Taniac not only cured his chronic indigestion, it made him feel 20 years younger

All that ended when he began to take Taniac. “It proved to be just the very thing I was needing and the change in my condition has simply been remarkable.” No longer troubled by stomach upset, he could again eat whatever pleased him. Best of all, he felt 20 years younger!

If you had a cold, Peps promised to make your breathing easier. All you had to do was dissolve a Peps tablet in your mouth and your breath would carry the medicinal pine vapour to all parts of your throat, nasal and air passages, destroying germs as it soothed and healed the inflamed membranes. Not only did it bring immediate relief but Peps fortified you against coughs, colds, sore throat, bronchitis and grippe.

Available at all drugstores and stores for 50 cents a box, or you could mail a copy of the ad with your return address and a one-cent stamp to the Toronto warehouse for a free sample.

Where are these wonderful products that would still be of benefit to us, today?

Many, of course, failed the test when they finally came under governmental scrutiny. How many, if any, really did bring relief, let alone a cure, to their users, we’ll never know. It has been surmised that their real ‘healing’ value, if such there were, lay in those ubiquitous and blatant claims of success. Meaning that, if you believed in a product’s claims strongly enough, or if you were truly desperate enough, you might imagine, or even will yourself, into believing that you felt better, even cured.

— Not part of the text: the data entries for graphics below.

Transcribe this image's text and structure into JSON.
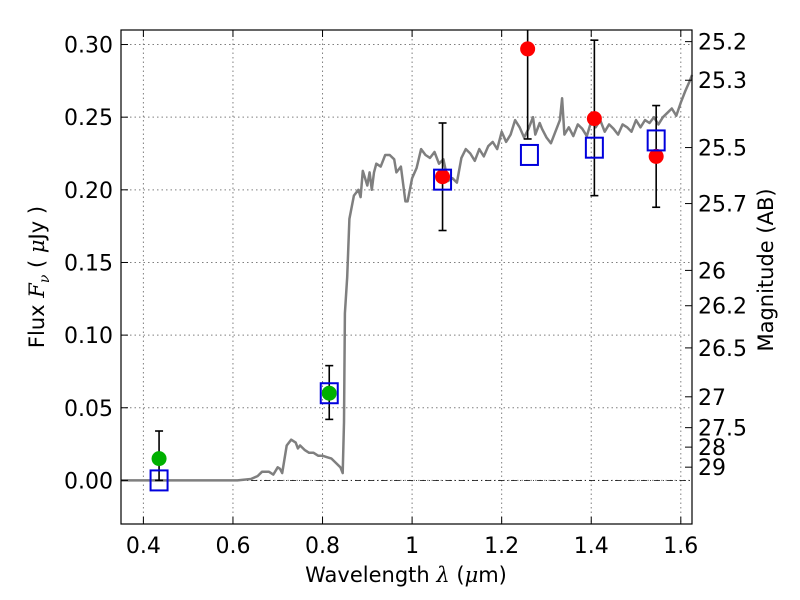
{
  "chart_data": {
    "type": "scatter",
    "xlabel": "Wavelength  λ (μm)",
    "ylabel": "Flux  F_ν  ( μJy )",
    "y2label": "Magnitude (AB)",
    "xlim": [
      0.35,
      1.625
    ],
    "ylim": [
      -0.03,
      0.31
    ],
    "grid": true,
    "x_ticks": [
      0.4,
      0.6,
      0.8,
      1.0,
      1.2,
      1.4,
      1.6
    ],
    "x_tick_labels": [
      "0.4",
      "0.6",
      "0.8",
      "1",
      "1.2",
      "1.4",
      "1.6"
    ],
    "y_ticks": [
      0.0,
      0.05,
      0.1,
      0.15,
      0.2,
      0.25,
      0.3
    ],
    "y_tick_labels": [
      "0.00",
      "0.05",
      "0.10",
      "0.15",
      "0.20",
      "0.25",
      "0.30"
    ],
    "y2_ticks": [
      "25.2",
      "25.3",
      "25.5",
      "25.7",
      "26",
      "26.2",
      "26.5",
      "27",
      "27.5",
      "28",
      "29"
    ],
    "zero_line": 0.0,
    "colors": {
      "spectrum": "#7f7f7f",
      "green": "#00b000",
      "red": "#ff0000",
      "blue": "#0000dd",
      "errorbar": "#000000"
    },
    "series": [
      {
        "style": "line",
        "color": "#7f7f7f",
        "points": [
          [
            0.35,
            0.0
          ],
          [
            0.58,
            0.0
          ],
          [
            0.61,
            0.0
          ],
          [
            0.64,
            0.001
          ],
          [
            0.655,
            0.003
          ],
          [
            0.665,
            0.006
          ],
          [
            0.68,
            0.006
          ],
          [
            0.69,
            0.004
          ],
          [
            0.7,
            0.009
          ],
          [
            0.705,
            0.008
          ],
          [
            0.71,
            0.005
          ],
          [
            0.72,
            0.024
          ],
          [
            0.73,
            0.028
          ],
          [
            0.74,
            0.026
          ],
          [
            0.745,
            0.022
          ],
          [
            0.75,
            0.024
          ],
          [
            0.76,
            0.021
          ],
          [
            0.77,
            0.019
          ],
          [
            0.78,
            0.019
          ],
          [
            0.79,
            0.017
          ],
          [
            0.8,
            0.017
          ],
          [
            0.81,
            0.016
          ],
          [
            0.82,
            0.015
          ],
          [
            0.83,
            0.012
          ],
          [
            0.84,
            0.009
          ],
          [
            0.845,
            0.005
          ],
          [
            0.848,
            0.04
          ],
          [
            0.85,
            0.115
          ],
          [
            0.855,
            0.14
          ],
          [
            0.86,
            0.18
          ],
          [
            0.87,
            0.196
          ],
          [
            0.88,
            0.2
          ],
          [
            0.885,
            0.195
          ],
          [
            0.89,
            0.213
          ],
          [
            0.895,
            0.208
          ],
          [
            0.9,
            0.203
          ],
          [
            0.905,
            0.212
          ],
          [
            0.91,
            0.2
          ],
          [
            0.915,
            0.212
          ],
          [
            0.92,
            0.218
          ],
          [
            0.93,
            0.216
          ],
          [
            0.94,
            0.224
          ],
          [
            0.95,
            0.224
          ],
          [
            0.96,
            0.221
          ],
          [
            0.965,
            0.212
          ],
          [
            0.975,
            0.216
          ],
          [
            0.985,
            0.192
          ],
          [
            0.99,
            0.192
          ],
          [
            1.0,
            0.208
          ],
          [
            1.01,
            0.215
          ],
          [
            1.02,
            0.228
          ],
          [
            1.03,
            0.224
          ],
          [
            1.04,
            0.222
          ],
          [
            1.05,
            0.226
          ],
          [
            1.06,
            0.218
          ],
          [
            1.07,
            0.221
          ],
          [
            1.08,
            0.206
          ],
          [
            1.09,
            0.208
          ],
          [
            1.1,
            0.205
          ],
          [
            1.11,
            0.222
          ],
          [
            1.12,
            0.228
          ],
          [
            1.13,
            0.225
          ],
          [
            1.14,
            0.22
          ],
          [
            1.15,
            0.228
          ],
          [
            1.16,
            0.223
          ],
          [
            1.17,
            0.23
          ],
          [
            1.18,
            0.233
          ],
          [
            1.19,
            0.228
          ],
          [
            1.2,
            0.24
          ],
          [
            1.21,
            0.233
          ],
          [
            1.22,
            0.238
          ],
          [
            1.23,
            0.248
          ],
          [
            1.24,
            0.243
          ],
          [
            1.25,
            0.236
          ],
          [
            1.26,
            0.242
          ],
          [
            1.27,
            0.25
          ],
          [
            1.275,
            0.238
          ],
          [
            1.285,
            0.246
          ],
          [
            1.29,
            0.242
          ],
          [
            1.3,
            0.236
          ],
          [
            1.31,
            0.232
          ],
          [
            1.32,
            0.24
          ],
          [
            1.33,
            0.248
          ],
          [
            1.335,
            0.263
          ],
          [
            1.34,
            0.238
          ],
          [
            1.35,
            0.243
          ],
          [
            1.36,
            0.237
          ],
          [
            1.37,
            0.245
          ],
          [
            1.38,
            0.242
          ],
          [
            1.39,
            0.237
          ],
          [
            1.4,
            0.247
          ],
          [
            1.41,
            0.243
          ],
          [
            1.42,
            0.248
          ],
          [
            1.43,
            0.24
          ],
          [
            1.44,
            0.245
          ],
          [
            1.45,
            0.242
          ],
          [
            1.46,
            0.238
          ],
          [
            1.47,
            0.245
          ],
          [
            1.48,
            0.243
          ],
          [
            1.49,
            0.24
          ],
          [
            1.5,
            0.248
          ],
          [
            1.51,
            0.243
          ],
          [
            1.52,
            0.248
          ],
          [
            1.53,
            0.246
          ],
          [
            1.54,
            0.25
          ],
          [
            1.55,
            0.245
          ],
          [
            1.56,
            0.25
          ],
          [
            1.57,
            0.253
          ],
          [
            1.58,
            0.256
          ],
          [
            1.59,
            0.251
          ],
          [
            1.6,
            0.26
          ],
          [
            1.61,
            0.268
          ],
          [
            1.62,
            0.275
          ],
          [
            1.625,
            0.279
          ]
        ]
      },
      {
        "style": "markers-circle",
        "color": "#00b000",
        "x": [
          0.435,
          0.815
        ],
        "y": [
          0.015,
          0.06
        ],
        "yerr_low": [
          0.0,
          0.042
        ],
        "yerr_high": [
          0.034,
          0.079
        ]
      },
      {
        "style": "markers-circle",
        "color": "#ff0000",
        "x": [
          1.068,
          1.258,
          1.407,
          1.545
        ],
        "y": [
          0.209,
          0.297,
          0.249,
          0.223
        ],
        "yerr_low": [
          0.172,
          0.235,
          0.196,
          0.188
        ],
        "yerr_high": [
          0.246,
          0.31,
          0.303,
          0.258
        ]
      },
      {
        "style": "markers-square-open",
        "color": "#0000dd",
        "x": [
          0.435,
          0.815,
          1.068,
          1.262,
          1.407,
          1.545
        ],
        "y": [
          0.0,
          0.06,
          0.207,
          0.224,
          0.229,
          0.234
        ]
      }
    ]
  }
}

Which might have prompted you to write a hearty endorsement for publication.

Mind you, the fact that many early patent medicines were composed mainly of alcohol and opiates certainly must have made some users feel better, if only temporarily!

trade card 20001

Real health in a bottle

So now, of course, that’s all changed for the better, right? No more phoney panaceas to treat all and sundry ailments, real or imagined? Only real, nutritional vitamins, natural and chemical, safe and effective?

In an age when pharmaceutical companies annually gross billions of dollars selling health supplements, our euphemism for vitamin pills and potions, with strict government testing, supervision and enforcement, we now get only the real goods, real health in a bottle, right?

Well… The Canadian Press recently reported that a study of vitamin supplements, including cough and cold medications, on drug and health store shelves revealed that many of them “don’t make us healthier, help us to recover faster or protect us from many of the illnesses caused by germs”. In fact, what they really amounted to–at great overall expense–was hope in a bottle.

And it’s our own fault for wanting to believe that we can improve and maintain our health by popping a pill instead of exercising and eating more healthfully. In fact, medical experts seem to agree that if we meet our nutritional needs by eating wisely, we don’t really need vitamin supplements with the possible exceptions of magnesium, calcium and Vitamins A and D.

There you have it. Maybe, as the medicine men of old discovered, it really is all in the mind

Although a dose of liquor and a dash of opium helped!